Home » How To Make A Image Generating Discord Bot Using Stability AI

How To Make A Image Generating Discord Bot Using Stability AI

In this post, we’ll be making a Discord bot for generating images using a text prompt by utilizing Stability AI. Furthermore, Stability AI models give us a variety of options to set for generating output images. Following tutorial will include a simple text to image generation with a brief explanation of each parameter we can set.

When I started this project, I took inspiration from Midjourney‘s bot for generating images. However, our bot is not going to be as advanced, but you can certainly improve upon it.
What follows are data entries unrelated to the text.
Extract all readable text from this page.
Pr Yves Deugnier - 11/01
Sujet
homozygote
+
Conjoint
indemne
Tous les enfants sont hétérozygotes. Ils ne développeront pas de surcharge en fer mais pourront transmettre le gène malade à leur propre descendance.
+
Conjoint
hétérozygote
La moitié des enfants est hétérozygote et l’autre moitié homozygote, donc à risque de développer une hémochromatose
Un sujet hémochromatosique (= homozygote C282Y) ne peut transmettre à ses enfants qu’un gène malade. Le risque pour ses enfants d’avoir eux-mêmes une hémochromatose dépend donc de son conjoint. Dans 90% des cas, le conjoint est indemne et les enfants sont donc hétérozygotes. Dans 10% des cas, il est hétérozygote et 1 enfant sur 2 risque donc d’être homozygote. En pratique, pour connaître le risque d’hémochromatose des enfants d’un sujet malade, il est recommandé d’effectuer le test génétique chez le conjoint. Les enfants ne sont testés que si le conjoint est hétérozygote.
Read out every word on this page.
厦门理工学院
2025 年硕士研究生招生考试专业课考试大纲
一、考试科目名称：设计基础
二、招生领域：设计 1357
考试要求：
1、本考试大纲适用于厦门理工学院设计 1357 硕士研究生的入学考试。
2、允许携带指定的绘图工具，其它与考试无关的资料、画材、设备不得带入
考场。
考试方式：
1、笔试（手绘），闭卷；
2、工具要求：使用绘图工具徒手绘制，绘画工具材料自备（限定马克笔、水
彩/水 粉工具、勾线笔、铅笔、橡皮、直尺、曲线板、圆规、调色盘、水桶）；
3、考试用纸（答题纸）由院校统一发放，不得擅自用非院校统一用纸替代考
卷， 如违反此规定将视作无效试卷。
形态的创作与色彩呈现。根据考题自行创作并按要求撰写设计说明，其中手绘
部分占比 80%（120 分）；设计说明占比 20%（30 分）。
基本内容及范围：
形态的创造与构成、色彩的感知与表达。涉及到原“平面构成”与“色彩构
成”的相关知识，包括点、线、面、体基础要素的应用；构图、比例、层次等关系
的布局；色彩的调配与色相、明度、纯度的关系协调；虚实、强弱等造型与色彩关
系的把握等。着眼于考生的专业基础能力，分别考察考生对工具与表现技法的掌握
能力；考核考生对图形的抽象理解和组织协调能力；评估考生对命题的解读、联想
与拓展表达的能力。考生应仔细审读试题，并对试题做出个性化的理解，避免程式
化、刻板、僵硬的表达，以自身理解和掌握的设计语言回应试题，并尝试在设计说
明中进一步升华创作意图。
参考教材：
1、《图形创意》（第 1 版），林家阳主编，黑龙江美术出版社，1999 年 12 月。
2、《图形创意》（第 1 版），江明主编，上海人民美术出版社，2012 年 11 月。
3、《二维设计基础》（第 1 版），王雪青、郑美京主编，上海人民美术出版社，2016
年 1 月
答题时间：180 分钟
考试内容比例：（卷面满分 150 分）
Before we begin with code, it’s important that you setup your stability.ai account, where you’ll get 25 credits for free. You can generate a few images with that, how many exactly depends on the settings you’ll use for your generations.

Once you’ve finished, you can copy the API key from developer platform under API Keys tab in your account settings. We’ll need this key, so save it somewhere safe.

Coding Discord bot

First of all, like with any Python project, we need to import all the necessary libraries and tools. These include Discord of course, Pillow for image processing, and Stability-SDK for accessing stable diffusion model.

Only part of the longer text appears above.